In S1505, they enrolled 102 eligible early stage pancreatic cancer patients. Each was randomly assigned to receive either the mFOLFIRINOX or the gemcitabine combination, both before and after surgery. Because some patients were too sick from pre-surgical chemotherapy or for other reasons, only 73 of the 102 eligible patients underwent surgery. Of those, 61 started and 48 completed chemotherapy.

The key findings:

  • Giving patients chemotherapy before surgery did not result in better survival rates, when compared with data from other pancreatic cancer trials testing upfront surgery
  • Both drug combinations performed about the same. Two-year overall survival for patients on the mFOLFIRINOX combination was 47 percent, while two-year overall survival for patients on the gemcitabine combination was 48 percent.
  • Pancreatic cancer patients can undergo chemotherapy and go on to have a successful surgery without significant post-operative complications. Surgical outcomes of S1505 were detailed in July 2020 in Annals of Surgery.
  • It is possible to conduct trials that can safely compare chemotherapy treatments given prior to pancreatic cancer surgery.

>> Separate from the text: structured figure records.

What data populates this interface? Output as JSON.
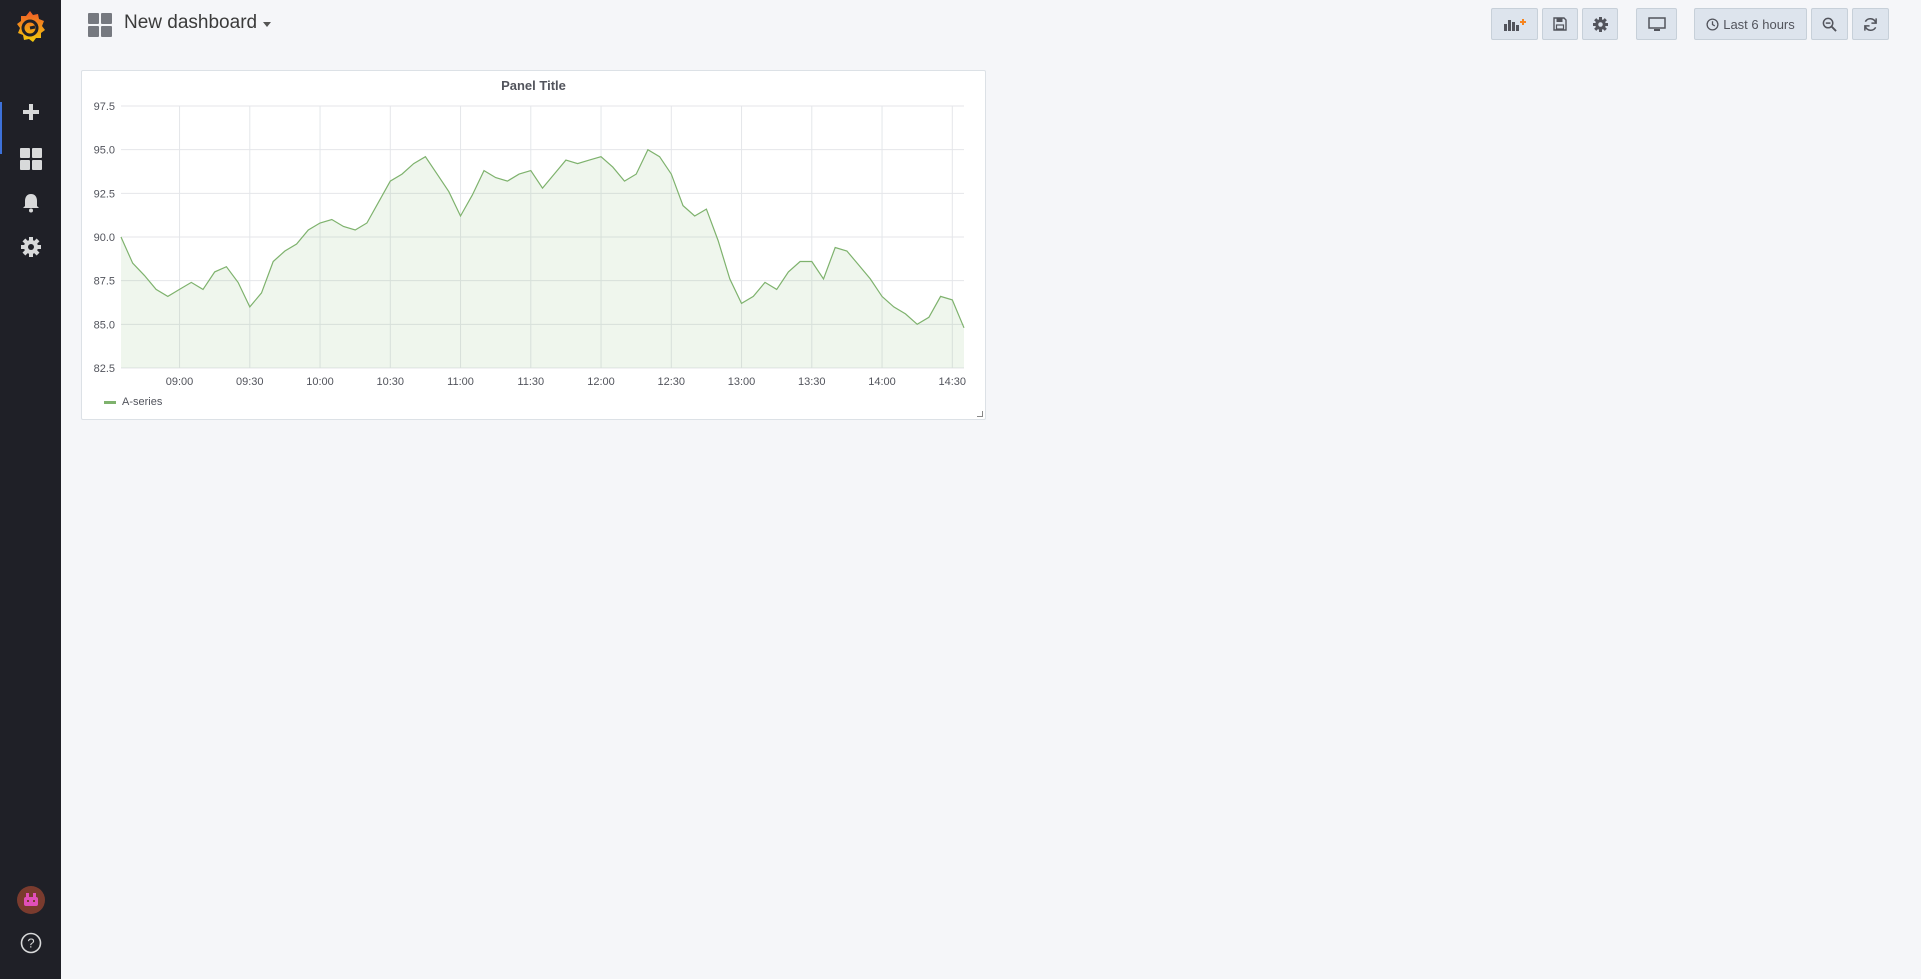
{
  "app": {
    "sidebar": {
      "items": [
        {
          "name": "create",
          "icon": "plus-icon"
        },
        {
          "name": "dashboards",
          "icon": "apps-icon"
        },
        {
          "name": "alerting",
          "icon": "bell-icon"
        },
        {
          "name": "configuration",
          "icon": "gear-icon"
        }
      ],
      "bottom": [
        {
          "name": "profile",
          "icon": "avatar-icon"
        },
        {
          "name": "help",
          "icon": "question-icon"
        }
      ]
    },
    "navbar": {
      "title": "New dashboard",
      "time_picker_label": "Last 6 hours",
      "buttons": [
        "add-panel-icon",
        "save-icon",
        "gear-icon",
        "monitor-icon",
        "clock-icon",
        "zoom-out-icon",
        "refresh-icon"
      ]
    },
    "colors": {
      "sidebar_bg": "#1f2027",
      "series": "#7eb26d",
      "accent_orange": "#f5841f"
    }
  },
  "panel": {
    "title": "Panel Title",
    "legend": [
      "A-series"
    ]
  },
  "chart_data": {
    "type": "area",
    "title": "Panel Title",
    "xlabel": "",
    "ylabel": "",
    "x_ticks": [
      "09:00",
      "09:30",
      "10:00",
      "10:30",
      "11:00",
      "11:30",
      "12:00",
      "12:30",
      "13:00",
      "13:30",
      "14:00",
      "14:30"
    ],
    "y_ticks": [
      82.5,
      85.0,
      87.5,
      90.0,
      92.5,
      95.0,
      97.5
    ],
    "ylim": [
      82.5,
      97.5
    ],
    "grid": true,
    "legend_position": "bottom-left",
    "series": [
      {
        "name": "A-series",
        "color": "#7eb26d",
        "x": [
          "08:35",
          "08:40",
          "08:45",
          "08:50",
          "08:55",
          "09:00",
          "09:05",
          "09:10",
          "09:15",
          "09:20",
          "09:25",
          "09:30",
          "09:35",
          "09:40",
          "09:45",
          "09:50",
          "09:55",
          "10:00",
          "10:05",
          "10:10",
          "10:15",
          "10:20",
          "10:25",
          "10:30",
          "10:35",
          "10:40",
          "10:45",
          "10:50",
          "10:55",
          "11:00",
          "11:05",
          "11:10",
          "11:15",
          "11:20",
          "11:25",
          "11:30",
          "11:35",
          "11:40",
          "11:45",
          "11:50",
          "11:55",
          "12:00",
          "12:05",
          "12:10",
          "12:15",
          "12:20",
          "12:25",
          "12:30",
          "12:35",
          "12:40",
          "12:45",
          "12:50",
          "12:55",
          "13:00",
          "13:05",
          "13:10",
          "13:15",
          "13:20",
          "13:25",
          "13:30",
          "13:35",
          "13:40",
          "13:45",
          "13:50",
          "13:55",
          "14:00",
          "14:05",
          "14:10",
          "14:15",
          "14:20",
          "14:25",
          "14:30",
          "14:35"
        ],
        "values": [
          90.0,
          88.5,
          87.8,
          87.0,
          86.6,
          87.0,
          87.4,
          87.0,
          88.0,
          88.3,
          87.4,
          86.0,
          86.8,
          88.6,
          89.2,
          89.6,
          90.4,
          90.8,
          91.0,
          90.6,
          90.4,
          90.8,
          92.0,
          93.2,
          93.6,
          94.2,
          94.6,
          93.6,
          92.6,
          91.2,
          92.4,
          93.8,
          93.4,
          93.2,
          93.6,
          93.8,
          92.8,
          93.6,
          94.4,
          94.2,
          94.4,
          94.6,
          94.0,
          93.2,
          93.6,
          95.0,
          94.6,
          93.6,
          91.8,
          91.2,
          91.6,
          89.8,
          87.6,
          86.2,
          86.6,
          87.4,
          87.0,
          88.0,
          88.6,
          88.6,
          87.6,
          89.4,
          89.2,
          88.4,
          87.6,
          86.6,
          86.0,
          85.6,
          85.0,
          85.4,
          86.6,
          86.4,
          84.8
        ]
      }
    ]
  }
}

“This is the first time the two frontline chemotherapy regimens for pancreatic cancer have beentested in one study,” Sohal said. “And while we didn’t find a patient benefit from giving either of them prior to surgery, we did show that such a comparison can be done safely. Most of the patients who got the chemotherapy could go on to successfully have their surgery. So, in the end, we’ve created a clinical trial platform that can be used to test other pre-surgical chemotherapy treatments for pancreatic cancer.”